Both the floor plan and the facade of these homes are symmetrical. The front door is flanked by columns or pilasters, usually with a triangular pediment above. The style is most closely associated with the 1700s.
The decorative elements of these homes resemble a castle with the shape of the doors and windows echoing the pointed Gothic arch. The appearance of the exterior is unified by the extensive use of ornamental moldings. This style was common throughout most of the 19th century.
The front porch on the homes has non-fluted columns and is topped by a triangular pediment and continuous frieze. Elongated windows and a transom window over the front door are common stylistic elements of this type which originated in the early 1800s.
Most popular during the first half of the 20th century, these homes have very little exterior decoration and a flat roof. The walls are sheathed in stucco or plaster and the windows are even with the wall surface.
This style was originated around the turn of the 19th century. The most common decorative elements are a ceramic tiled roof, windows and doors accented by rounded arches, and covered porches with columns.
These ornamented multi-storied homes are generally associated with the second half of the 19th century. Large brackets support the overhanging eaves and decorative lintels are often over windows and doors. The facade is symmetrical, and towers are not uncommon in the larger examples.
Popular around the turn of this century, Mission style houses have broad expanses of stucco walls and a red tile roof. Rounded archways are supported by square pillars, and there are exposed rafters under the overhanging eaves.
Largely popular during the first half of the 20th century, the symmetrical facade is generally a two story porch with a pediment and large Ionic or Corinthian columns.
Simplicity and clean lines are the characteristic elements in this style which originated in the 1600s. These houses are usually two stories with a steep roof and little or no exterior ornamentation.
The horizontal emphasis is the most distinct characteristic of these houses popularized during the early 1900s and closely associated with Frank Lloyd Wright. The low roofs, deep overhangs, and casement windows serve to make these houses appear close to the ground.
Popular since the early 1900s, this style seems the quintessential example of the Southwestern home. The battered stucco walls are topped by a flat roof with projecting beams. The windows are set deeply into the walls and terraces are a common feature.
The variety of decorative elements is the most common trait in these homes popular during the turn of the 20th century. The variety extends to the types of windows, color, and exterior wall textures and materials.
These multi-story homes have mansard roofs and a variety of colors on the exterior. Dormer windows, exterior ornamentation, and rounded doors are common in this style popular during the late 1800s.
This style originated around the turn of this century and is characterized by a covering of shingles on the exterior walls. Gable roofs and dormer windows are common.
Brick sheathing is common in this style which originated in the 1600s. The roof is generally quite steep and gabled. Classical decorative elements, such as cornices, often grace the exterior.

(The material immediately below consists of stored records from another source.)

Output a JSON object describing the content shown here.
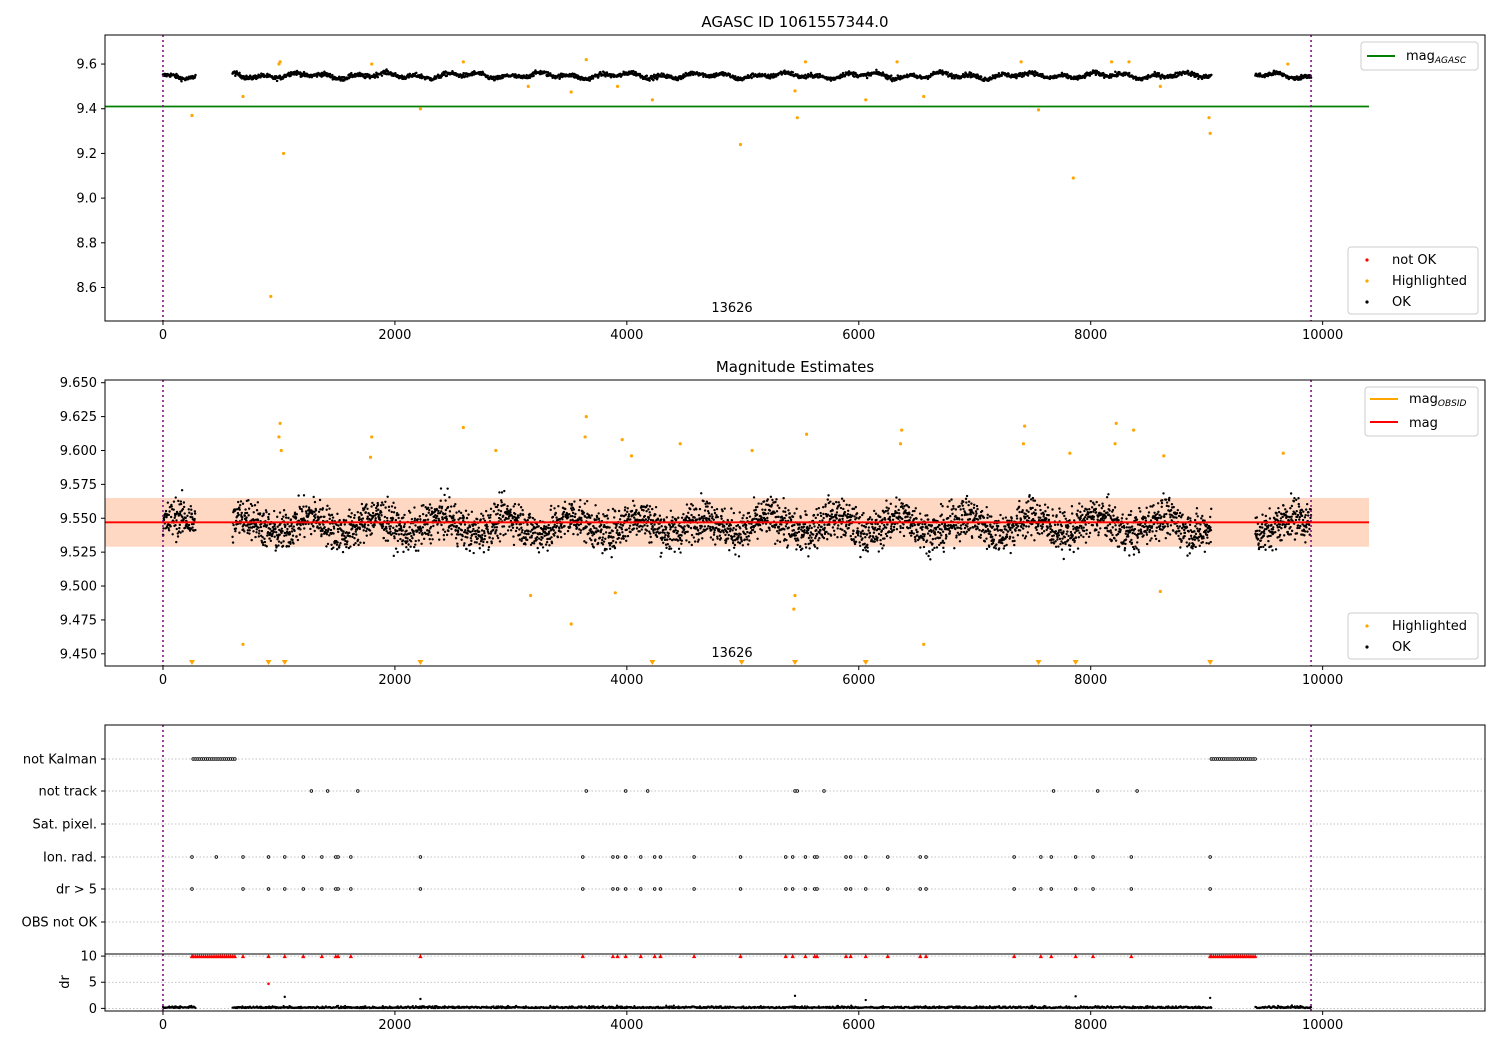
{
  "chart_data": [
    {
      "type": "scatter",
      "title": "AGASC ID 1061557344.0",
      "xlim": [
        -500,
        11400
      ],
      "ylim": [
        8.45,
        9.73
      ],
      "x_ticks": [
        0,
        2000,
        4000,
        6000,
        8000,
        10000
      ],
      "y_ticks": [
        8.6,
        8.8,
        9.0,
        9.2,
        9.4,
        9.6
      ],
      "grid": false,
      "obsid_label": {
        "text": "13626",
        "x": 4950
      },
      "vlines": [
        0,
        9900
      ],
      "hline": {
        "y": 9.41,
        "x": [
          -500,
          10400
        ],
        "color": "#008000"
      },
      "ok_band": {
        "center": 9.548,
        "amp": 0.015,
        "noise": 0.013
      },
      "ok_segments": [
        [
          0,
          280
        ],
        [
          600,
          9040
        ],
        [
          9420,
          9900
        ]
      ],
      "highlighted_points": [
        [
          250,
          9.37
        ],
        [
          690,
          9.455
        ],
        [
          930,
          8.56
        ],
        [
          1000,
          9.6
        ],
        [
          1010,
          9.61
        ],
        [
          1040,
          9.2
        ],
        [
          1800,
          9.6
        ],
        [
          2220,
          9.4
        ],
        [
          2590,
          9.61
        ],
        [
          3150,
          9.5
        ],
        [
          3520,
          9.475
        ],
        [
          3650,
          9.62
        ],
        [
          3920,
          9.5
        ],
        [
          4220,
          9.44
        ],
        [
          4980,
          9.24
        ],
        [
          5450,
          9.48
        ],
        [
          5470,
          9.36
        ],
        [
          5540,
          9.61
        ],
        [
          6060,
          9.44
        ],
        [
          6330,
          9.61
        ],
        [
          6560,
          9.455
        ],
        [
          7400,
          9.61
        ],
        [
          7550,
          9.395
        ],
        [
          7850,
          9.09
        ],
        [
          8180,
          9.61
        ],
        [
          8330,
          9.61
        ],
        [
          8600,
          9.5
        ],
        [
          9020,
          9.36
        ],
        [
          9030,
          9.29
        ],
        [
          9700,
          9.6
        ]
      ],
      "series_colors": {
        "ok": "#000000",
        "highlighted": "#ffa500",
        "not_ok": "#ff0000"
      },
      "legend_upper": {
        "entries": [
          {
            "label": "mag",
            "sub": "AGASC",
            "color": "#008000"
          }
        ],
        "position": "upper right"
      },
      "legend_lower": {
        "entries": [
          {
            "label": "not OK",
            "color": "#ff0000"
          },
          {
            "label": "Highlighted",
            "color": "#ffa500"
          },
          {
            "label": "OK",
            "color": "#000000"
          }
        ],
        "position": "lower right"
      }
    },
    {
      "type": "scatter",
      "title": "Magnitude Estimates",
      "xlim": [
        -500,
        11400
      ],
      "ylim": [
        9.441,
        9.652
      ],
      "x_ticks": [
        0,
        2000,
        4000,
        6000,
        8000,
        10000
      ],
      "y_ticks": [
        9.45,
        9.475,
        9.5,
        9.525,
        9.55,
        9.575,
        9.6,
        9.625,
        9.65
      ],
      "grid": false,
      "obsid_label": {
        "text": "13626",
        "x": 4950
      },
      "vlines": [
        0,
        9900
      ],
      "mag_line": {
        "y": 9.547,
        "x": [
          -500,
          10400
        ],
        "color": "#ff0000",
        "band": [
          9.529,
          9.565
        ]
      },
      "mag_obsid_line": {
        "y": 9.547,
        "x": [
          -500,
          10400
        ],
        "color": "#ffa500",
        "band": [
          9.529,
          9.565
        ]
      },
      "ok_band": {
        "center": 9.545,
        "amp": 0.006,
        "noise": 0.014
      },
      "ok_segments": [
        [
          0,
          280
        ],
        [
          600,
          9040
        ],
        [
          9420,
          9900
        ]
      ],
      "highlighted_points": [
        [
          1000,
          9.61
        ],
        [
          1010,
          9.62
        ],
        [
          1020,
          9.6
        ],
        [
          1800,
          9.61
        ],
        [
          1790,
          9.595
        ],
        [
          2590,
          9.617
        ],
        [
          2870,
          9.6
        ],
        [
          3170,
          9.493
        ],
        [
          3520,
          9.472
        ],
        [
          3650,
          9.625
        ],
        [
          3640,
          9.61
        ],
        [
          3900,
          9.495
        ],
        [
          3960,
          9.608
        ],
        [
          4040,
          9.596
        ],
        [
          4460,
          9.605
        ],
        [
          5080,
          9.6
        ],
        [
          5450,
          9.493
        ],
        [
          5440,
          9.483
        ],
        [
          5550,
          9.612
        ],
        [
          6370,
          9.615
        ],
        [
          6360,
          9.605
        ],
        [
          6560,
          9.457
        ],
        [
          7430,
          9.618
        ],
        [
          7420,
          9.605
        ],
        [
          7820,
          9.598
        ],
        [
          8220,
          9.62
        ],
        [
          8210,
          9.605
        ],
        [
          8370,
          9.615
        ],
        [
          8630,
          9.596
        ],
        [
          8600,
          9.496
        ],
        [
          9660,
          9.598
        ],
        [
          690,
          9.457
        ]
      ],
      "clipped_low_x": [
        250,
        910,
        1050,
        2220,
        4220,
        4990,
        5450,
        6060,
        7550,
        7870,
        9030
      ],
      "series_colors": {
        "ok": "#000000",
        "highlighted": "#ffa500"
      },
      "legend_upper": {
        "entries": [
          {
            "label": "mag",
            "sub": "OBSID",
            "color": "#ffa500"
          },
          {
            "label": "mag",
            "color": "#ff0000"
          }
        ],
        "position": "upper right"
      },
      "legend_lower": {
        "entries": [
          {
            "label": "Highlighted",
            "color": "#ffa500"
          },
          {
            "label": "OK",
            "color": "#000000"
          }
        ],
        "position": "lower right"
      }
    },
    {
      "type": "scatter",
      "title": "",
      "xlim": [
        -500,
        11400
      ],
      "x_ticks": [
        0,
        2000,
        4000,
        6000,
        8000,
        10000
      ],
      "vlines": [
        0,
        9900
      ],
      "flag_labels": [
        "not Kalman",
        "not track",
        "Sat. pixel.",
        "Ion. rad.",
        "dr > 5",
        "OBS not OK"
      ],
      "flag_events": {
        "not Kalman": [
          [
            260,
            620
          ],
          [
            9040,
            9420
          ]
        ],
        "not track": [
          1280,
          1420,
          1680,
          3650,
          3990,
          4180,
          5450,
          5470,
          5700,
          7680,
          8060,
          8400
        ],
        "Sat. pixel.": [],
        "Ion. rad.": [
          250,
          460,
          690,
          910,
          1050,
          1210,
          1370,
          1490,
          1510,
          1620,
          2220,
          3620,
          3880,
          3920,
          3990,
          4120,
          4240,
          4290,
          4580,
          4980,
          5370,
          5430,
          5540,
          5620,
          5640,
          5890,
          5930,
          6060,
          6250,
          6530,
          6580,
          7340,
          7570,
          7660,
          7870,
          8020,
          8350,
          9030
        ],
        "dr > 5": [
          250,
          690,
          910,
          1050,
          1210,
          1370,
          1490,
          1510,
          1620,
          2220,
          3620,
          3880,
          3920,
          3990,
          4120,
          4240,
          4290,
          4580,
          4980,
          5370,
          5430,
          5540,
          5620,
          5640,
          5890,
          5930,
          6060,
          6250,
          6530,
          6580,
          7340,
          7570,
          7660,
          7870,
          8020,
          8350,
          9030
        ],
        "OBS not OK": []
      },
      "dr_panel": {
        "ylabel": "dr",
        "ylim": [
          -0.5,
          10.4
        ],
        "y_ticks": [
          0,
          5,
          10
        ],
        "clip_value": 10,
        "ok_segments": [
          [
            0,
            280
          ],
          [
            600,
            9040
          ],
          [
            9420,
            9900
          ]
        ],
        "high_points": [
          [
            1050,
            2.2
          ],
          [
            2220,
            1.8
          ],
          [
            5450,
            2.4
          ],
          [
            6060,
            1.6
          ],
          [
            7870,
            2.3
          ],
          [
            9030,
            2.0
          ]
        ],
        "red_point": [
          910,
          4.7
        ]
      }
    }
  ]
}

Associated with the Southwest, this style maintained its popularity from the 1600s through the end of the 1800s. The houses are typically one story with a flat roof and stucco walls. Verandahs and patios are common features.
Multi-paned windows and steep gabled roofs are the most recognizable elements in these houses popularized in the first half of the 20th century. Half-timbering and tall chimneys are often used as exterior decoration.